As we approach mid-2019, it appears that the booming labor market will continue to flourish. Personal incomes are rising, payrolls are increasing, and overall consumer spending is up; all indictors of a continued strong economy. In addition, the number of new jobs being added each month continues to be higher than economists’ expectations. 

Predictions going into 2019 have been noticeably accurate in terms of employment market trends. Here is what we are seeing as we move into the summer months:

  • Remarkably Low Unemployment: The U.S. unemployment rate recently fell to a 49-year low, coming in at 3.6%. There is, however, an interesting finding to note on the unemployment numbers. Although they are the lowest they’ve been since 1969, part of that is attributed to steady decrease in “labor force participation.”  That means that fewer people are working or looking for work for a variety of factors.

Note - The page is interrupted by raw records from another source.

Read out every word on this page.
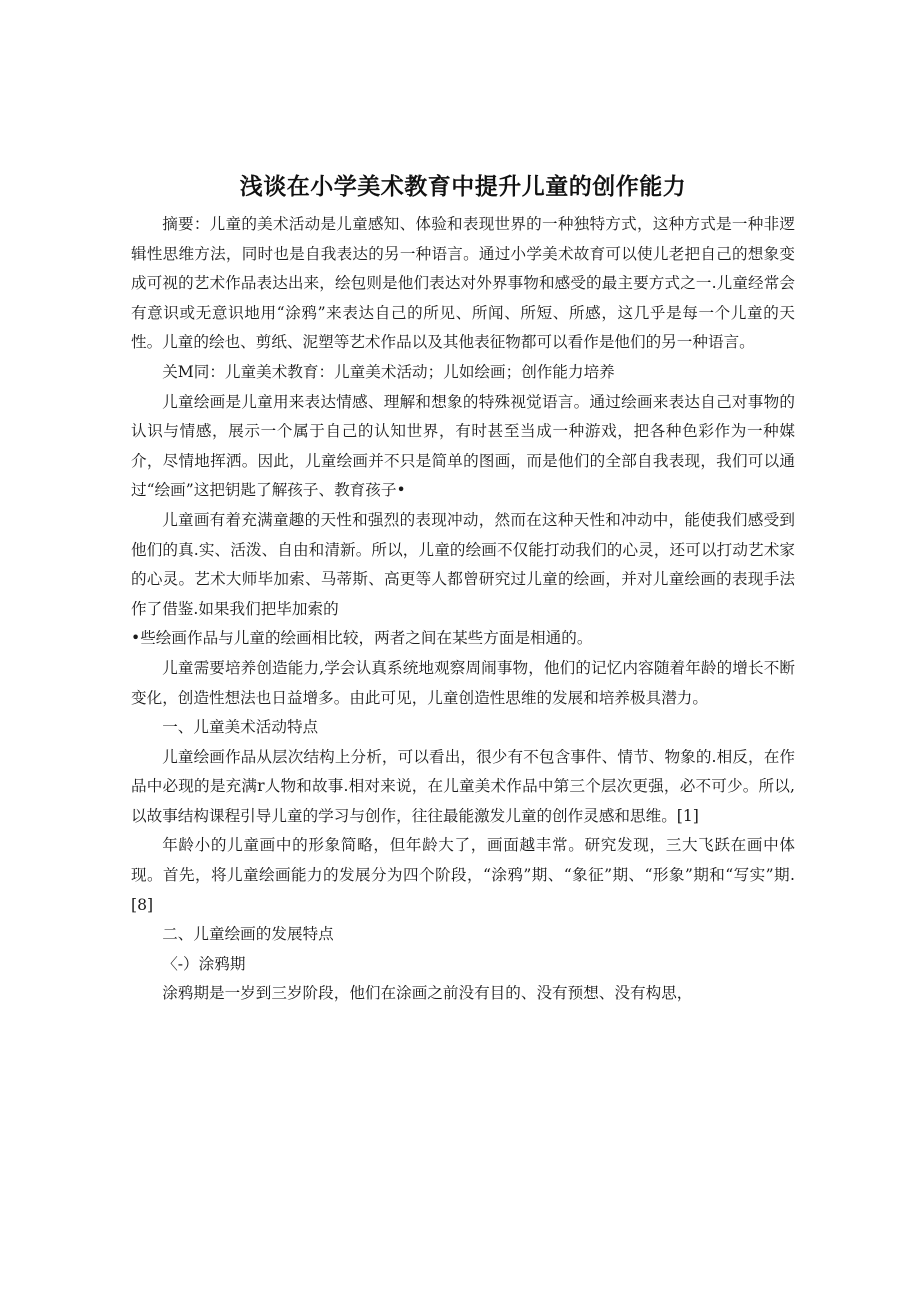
浅谈在小学美术教育中提升儿童的创作能力

摘要：儿童的美术活动是儿童感知、体验和表现世界的一种独特方式，这种方式是一种非逻辑性思维方法，同时也是自我表达的另一种语言。通过小学美术故育可以使儿老把自己的想象变成可视的艺术作品表达出来，绘包则是他们表达对外界事物和感受的最主要方式之一.儿童经常会有意识或无意识地用“涂鸦”来表达自己的所见、所闻、所短、所感，这几乎是每一个儿童的天性。儿童的绘也、剪纸、泥塑等艺术作品以及其他表征物都可以看作是他们的另一种语言。

关M同：儿童美术教育：儿童美术活动；儿如绘画；创作能力培养

儿童绘画是儿童用来表达情感、理解和想象的特殊视觉语言。通过绘画来表达自己对事物的认识与情感，展示一个属于自己的认知世界，有时甚至当成一种游戏，把各种色彩作为一种媒介，尽情地挥洒。因此，儿童绘画并不只是简单的图画，而是他们的全部自我表现，我们可以通过“绘画”这把钥匙了解孩子、教育孩子•

儿童画有着充满童趣的天性和强烈的表现冲动，然而在这种天性和冲动中，能使我们感受到他们的真.实、活泼、自由和清新。所以，儿童的绘画不仅能打动我们的心灵，还可以打动艺术家的心灵。艺术大师毕加索、马蒂斯、高更等人都曾研究过儿童的绘画，并对儿童绘画的表现手法作了借鉴.如果我们把毕加索的

•些绘画作品与儿童的绘画相比较，两者之间在某些方面是相通的。

儿童需要培养创造能力,学会认真系统地观察周闹事物，他们的记忆内容随着年龄的增长不断变化，创造性想法也日益增多。由此可见，儿童创造性思维的发展和培养极具潜力。

一、儿童美术活动特点

儿童绘画作品从层次结构上分析，可以看出，很少有不包含事件、情节、物象的.相反，在作品中必现的是充满r人物和故事.相对来说，在儿童美术作品中第三个层次更强，必不可少。所以,以故事结构课程引导儿童的学习与创作，往往最能激发儿童的创作灵感和思维。[1]

年龄小的儿童画中的形象简略，但年龄大了，画面越丰常。研究发现，三大飞跃在画中体现。首先，将儿童绘画能力的发展分为四个阶段，“涂鸦”期、“象征”期、“形象”期和“写实”期.[8]

二、儿童绘画的发展特点

〈-）涂鸦期

涂鸦期是一岁到三岁阶段，他们在涂画之前没有目的、没有预想、没有构思，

  • Help Wanted: Over 60% of US employers are, or plan to, hire additional full-time, permanent workers moving forward. Job openings are at an all-time high, recently hitting 7.5 million according to the Bureau of Labor Statistics. This is further complicating the ability for companies to source and recruit qualified talent as the concept of supply and demand is at play.  More jobs than people to fill them.  The demand for highly skilled jobs and technology-related roles continues to trend upwards with no end in sight.
  • Wage Growth: Salaries continue to rise as employers struggle to retain top-performers and to attract new talent. Along those lines, more companies are offering signing bonuses than ever before. As good employees have options, employers are faced with making the strategic decision to evaluate compensation plans.

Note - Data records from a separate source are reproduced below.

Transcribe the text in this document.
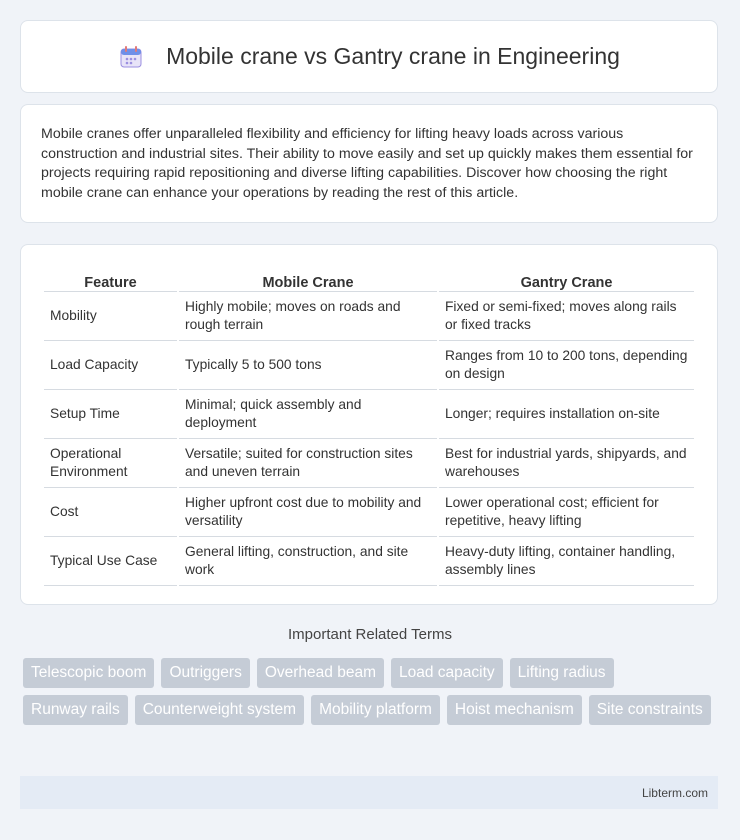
Mobile crane vs Gantry crane in Engineering

Mobile cranes offer unparalleled flexibility and efficiency for lifting heavy loads across various construction and industrial sites. Their ability to move easily and set up quickly makes them essential for projects requiring rapid repositioning and diverse lifting capabilities. Discover how choosing the right mobile crane can enhance your operations by reading the rest of this article.

Feature	Mobile Crane	Gantry Crane
Mobility	Highly mobile; moves on roads and rough terrain	Fixed or semi-fixed; moves along rails or fixed tracks
Load Capacity	Typically 5 to 500 tons	Ranges from 10 to 200 tons, depending on design
Setup Time	Minimal; quick assembly and deployment	Longer; requires installation on-site
Operational Environment	Versatile; suited for construction sites and uneven terrain	Best for industrial yards, shipyards, and warehouses
Cost	Higher upfront cost due to mobility and versatility	Lower operational cost; efficient for repetitive, heavy lifting
Typical Use Case	General lifting, construction, and site work	Heavy-duty lifting, container handling, assembly lines
Important Related Terms
Telescopic boom	Outriggers	Overhead beam	Load capacity	Lifting radius
Runway rails	Counterweight system	Mobility platform	Hoist mechanism	Site constraints
Libterm.com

  • Perks Galore: More and more employers are using incentives to attract and retain talent, irrespective of company size or industry. Companies are offering employee discounts, the ability to work remotely, and/or implementing flextime, etc. Perks in the office are also becoming mainstream: casual dress, ping-pong at lunch, free soda and beer on Friday. Companies are becoming very creative in ways to engage employees and improve job satisfaction. 

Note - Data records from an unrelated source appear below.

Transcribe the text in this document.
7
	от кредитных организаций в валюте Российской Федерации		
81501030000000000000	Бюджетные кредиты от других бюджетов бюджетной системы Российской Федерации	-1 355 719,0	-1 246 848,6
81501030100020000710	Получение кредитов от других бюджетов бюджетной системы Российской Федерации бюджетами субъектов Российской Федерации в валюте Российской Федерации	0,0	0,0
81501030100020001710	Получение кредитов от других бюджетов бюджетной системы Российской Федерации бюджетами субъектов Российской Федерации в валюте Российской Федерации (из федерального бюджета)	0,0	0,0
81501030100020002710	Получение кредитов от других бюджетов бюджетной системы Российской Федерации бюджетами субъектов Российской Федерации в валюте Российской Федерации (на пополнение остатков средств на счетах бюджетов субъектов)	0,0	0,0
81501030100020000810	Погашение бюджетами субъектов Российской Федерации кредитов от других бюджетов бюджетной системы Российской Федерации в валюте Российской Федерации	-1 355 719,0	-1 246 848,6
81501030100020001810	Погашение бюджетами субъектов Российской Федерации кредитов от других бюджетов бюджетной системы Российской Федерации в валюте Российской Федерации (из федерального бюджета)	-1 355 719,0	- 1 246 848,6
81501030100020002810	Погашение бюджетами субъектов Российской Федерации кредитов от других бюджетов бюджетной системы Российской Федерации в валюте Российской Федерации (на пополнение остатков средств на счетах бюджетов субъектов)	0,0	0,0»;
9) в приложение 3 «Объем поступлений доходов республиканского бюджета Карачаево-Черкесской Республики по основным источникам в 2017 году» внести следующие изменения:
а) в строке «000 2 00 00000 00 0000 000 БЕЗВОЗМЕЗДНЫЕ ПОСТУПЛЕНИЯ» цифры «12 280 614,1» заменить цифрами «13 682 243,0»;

  • Non-traditional Jobs: “Gig Work” continues to increase. “In a gig economy, temporary, flexible jobs are commonplace, and companies tend toward hiring independent contractors and freelancers instead of full-time employees.” The Bureau of Labor Statistics reported that 55 million people (more than 35% of the U.S. workforce) are gig workers. That number is projected to jump to 43% by 2020. “Blended Positions” are also becoming more prevalent in that many job functions are intersecting with other areas creating dual roles, at best.  Employees are being asked to wear multiple hats many times due to vacancies and talent shortages, blurring the lines of traditional job functions and titles.

The now well-established, candidate-driven employment market (no longer a trend, but the standard) has settled across nearly all industries and positions.  The well-fought war for talent has turned into an outright crisis for most organizations.  Nearly 75% of employers have difficulty sourcing candidates, and 45% are unable to find talent with the appropriate skill sets.

As a result of this crisis, companies who never considered using external recruiters are now realizing the value in forging this type of strategic partnership to assist their recruiting and hiring efforts.  30% of hiring authorities in a recent study said use of external recruiters has either somewhat or greatly increased over the past year.  At a time when companies are struggling to fill open positions, building a relationship with a trusted recruiter who understands company culture—as well as the soft and hard skills required to successfully perform a job—allows organizations to focus on company goals outside of recruiting the talent needed to bring that to fruition.